MalaMala Game Reserve is known

for its diverse wildlife, reliable Big Five sightings and stunning landscapes, but in summer, it is also home to an astonishing array of dung beetles. These remarkable insects play a crucial role in maintaining the ecological balance of this habitat, making them an integral part of the numerous ecosystems that thrive on MalaMala. With the advent of spring comes a resurgence of these gigantic arthropods. Let’s explore the fascinating world of the dung beetles who call MalaMala home.

Dung beetles, scientifically classified under the family Scarabaeidae, are renowned for their role as nature’s recyclers. They help break down animal dung into smaller particles, returning vital nutrients to the soil, and aerating it in the process. This benefits plant growth and reduces the risk of diseases spreading through dung. Aside from their role in nutrient cycling and soil health, dung beetles also help control fly populations by removing breeding sites in animal dung. On MalaMala, numerous large herbivores generate a staggering amount of dung (to put this in perspective, an adult elephant bull excretes about 175kg of dung each day!).

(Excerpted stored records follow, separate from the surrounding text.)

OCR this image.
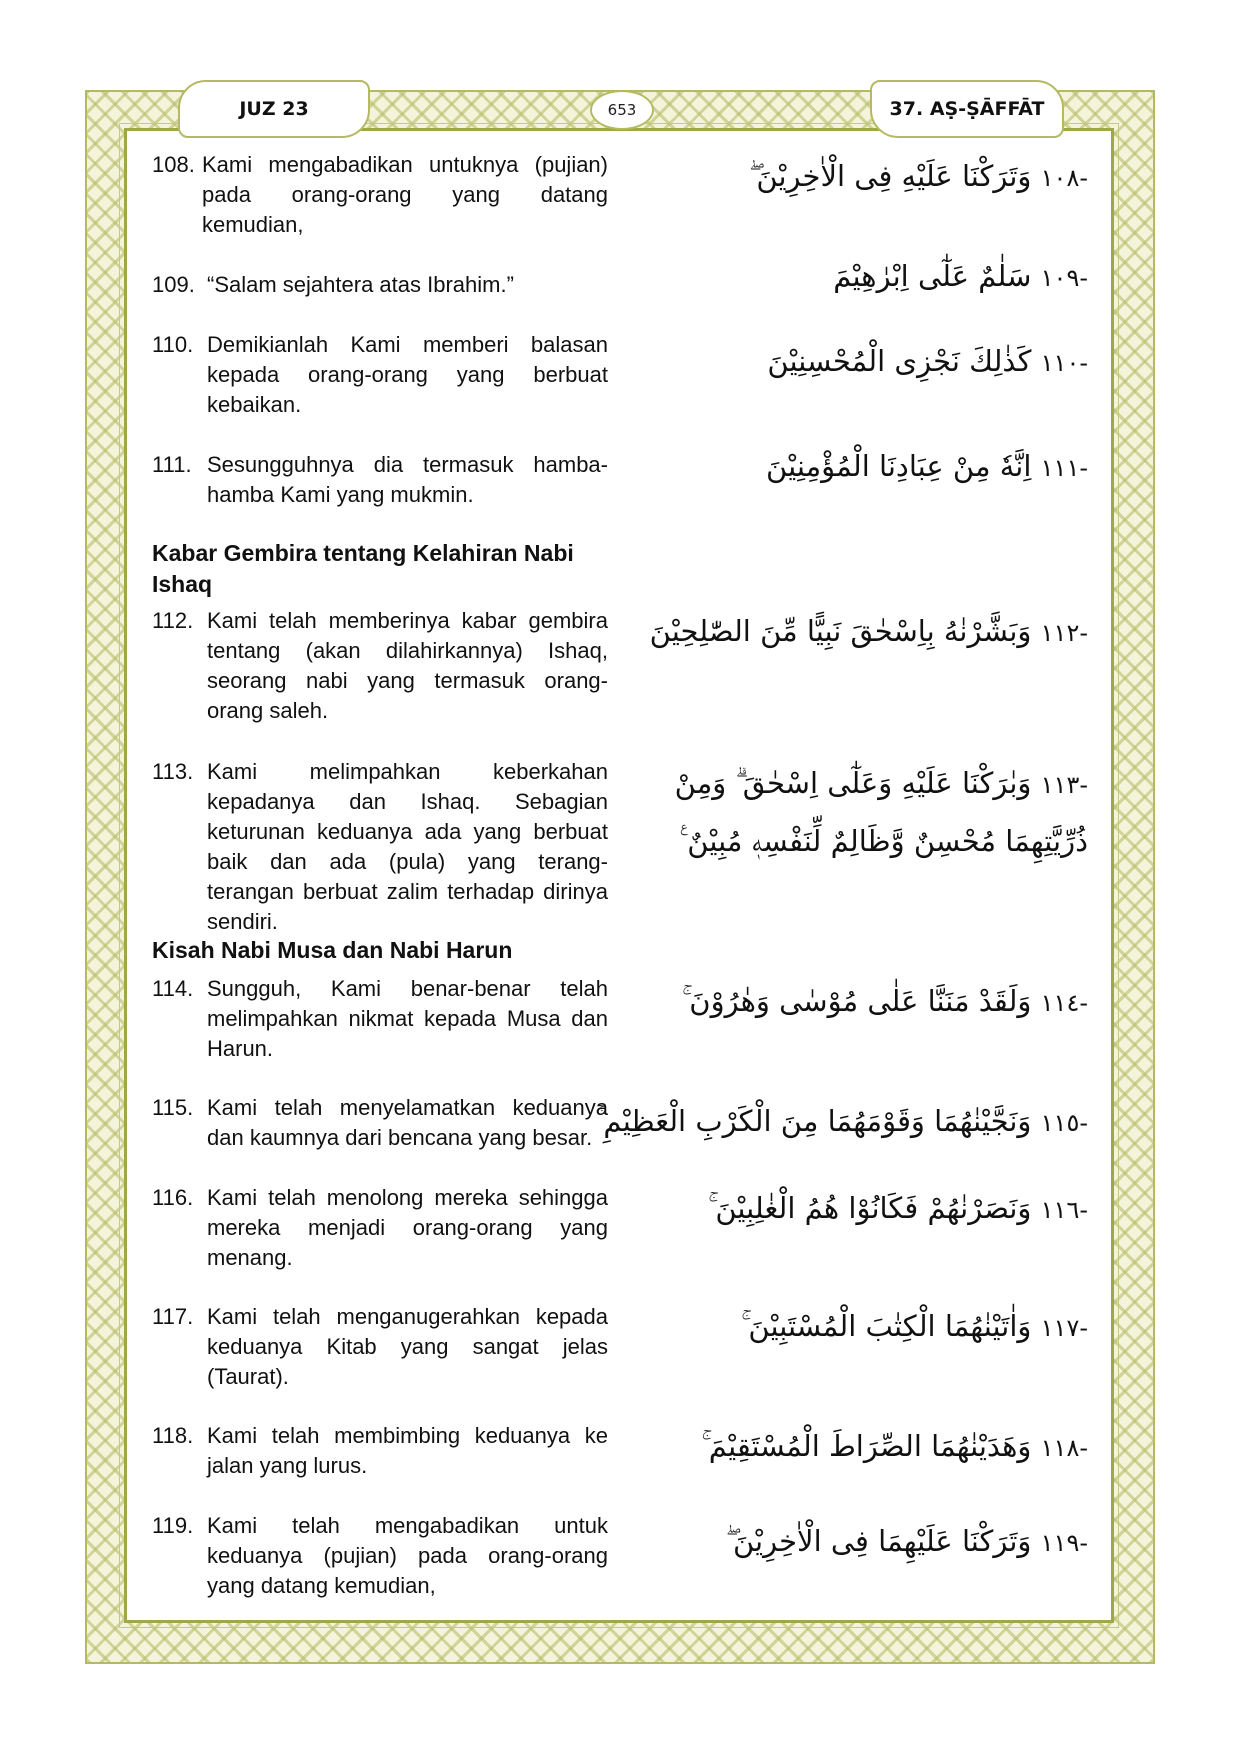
JUZ 23	653	37. AṢ-ṢĀFFĀT
108. Kami mengabadikan untuknya (pujian) pada orang-orang yang datang kemudian,
-١٠٨ وَتَرَكْنَا عَلَيْهِ فِى الْاٰخِرِيْنَ ۖ
109. “Salam sejahtera atas Ibrahim.”	-١٠٩ سَلٰمٌ عَلٰٓى اِبْرٰهِيْمَ
110. Demikianlah Kami memberi balasan kepada orang-orang yang berbuat kebaikan.
-١١٠ كَذٰلِكَ نَجْزِى الْمُحْسِنِيْنَ
111. Sesungguhnya dia termasuk hamba-hamba Kami yang mukmin.
-١١١ اِنَّهٗ مِنْ عِبَادِنَا الْمُؤْمِنِيْنَ
Kabar Gembira tentang Kelahiran Nabi Ishaq
112. Kami telah memberinya kabar gembira tentang (akan dilahirkannya) Ishaq, seorang nabi yang termasuk orang-orang saleh.
-١١٢ وَبَشَّرْنٰهُ بِاِسْحٰقَ نَبِيًّا مِّنَ الصّٰلِحِيْنَ
113. Kami melimpahkan keberkahan kepadanya dan Ishaq. Sebagian keturunan keduanya ada yang berbuat baik dan ada (pula) yang terang-terangan berbuat zalim terhadap dirinya sendiri.
-١١٣ وَبٰرَكْنَا عَلَيْهِ وَعَلٰٓى اِسْحٰقَ ۗ وَمِنْ ذُرِّيَّتِهِمَا مُحْسِنٌ وَّظَالِمٌ لِّنَفْسِهٖ مُبِيْنٌ ࣖ
Kisah Nabi Musa dan Nabi Harun
114. Sungguh, Kami benar-benar telah melimpahkan nikmat kepada Musa dan Harun.
-١١٤ وَلَقَدْ مَنَنَّا عَلٰى مُوْسٰى وَهٰرُوْنَ ۚ
115. Kami telah menyelamatkan keduanya dan kaumnya dari bencana yang besar.
-١١٥ وَنَجَّيْنٰهُمَا وَقَوْمَهُمَا مِنَ الْكَرْبِ الْعَظِيْمِ ۚ
116. Kami telah menolong mereka sehingga mereka menjadi orang-orang yang menang.
-١١٦ وَنَصَرْنٰهُمْ فَكَانُوْا هُمُ الْغٰلِبِيْنَ ۚ
117. Kami telah menganugerahkan kepada keduanya Kitab yang sangat jelas (Taurat).
-١١٧ وَاٰتَيْنٰهُمَا الْكِتٰبَ الْمُسْتَبِيْنَ ۚ
118. Kami telah membimbing keduanya ke jalan yang lurus.
-١١٨ وَهَدَيْنٰهُمَا الصِّرَاطَ الْمُسْتَقِيْمَ ۚ
119. Kami telah mengabadikan untuk keduanya (pujian) pada orang-orang yang datang kemudian,
-١١٩ وَتَرَكْنَا عَلَيْهِمَا فِى الْاٰخِرِيْنَ ۖ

There are around 8000 recorded species of dung beetles worldwide and approximately 780 species in Southern Africa. Of the 780 species, we can classify the types on MalaMala into four categories:


  1. Roller Dung Beetles (Telecoprids): Roller dung beetles are some of the most well-known dung beetle species. While out on game drive, this is the type that you’ll most likely encounter. These beetles are known for their remarkable ability to shape dung into perfectly round balls, which they then roll away from the dung pile to bury for breeding and feeding purposes.
  2. Tunneler Dung Beetles (Paracoprids): Tunneler dung beetles differ from rollers in their behaviour. They prefer to dig tunnels beneath dung piles and bury the dung within the soil to serve as a larval food supply. These beetles are often smaller and less conspicuous than their rolling counterparts.
  3. Dwellers (Endocoprids): Dwellers are another type of dung beetle we find. Unlike rollers and tunnelers, dwellers do not actively bury dung. Instead, they live and breed in the dung directly where it falls. Some species are very small and can be hard to spot, while others have striking colours.
  4. Robbers (Kleptocoprids): These beetles have a rather sinister strategy. Instead of collecting fresh dung, they steal dung balls from the telecoprids, in which they will lay their own eggs. Once they have laid their eggs in the stolen ball, they will then bury the dung, saving themselves the trouble of rolling their own. It’s a cunning strategy that reduces the effort they need to invest in their reproductive activities.


At first glance, dung beetles might not be the most charismatic species on MalaMala. Still, once you spend time studying their antics and invariably watching your ranger get smacked in the face by one on your way back to camp, they quickly become a highlight of a summer safari!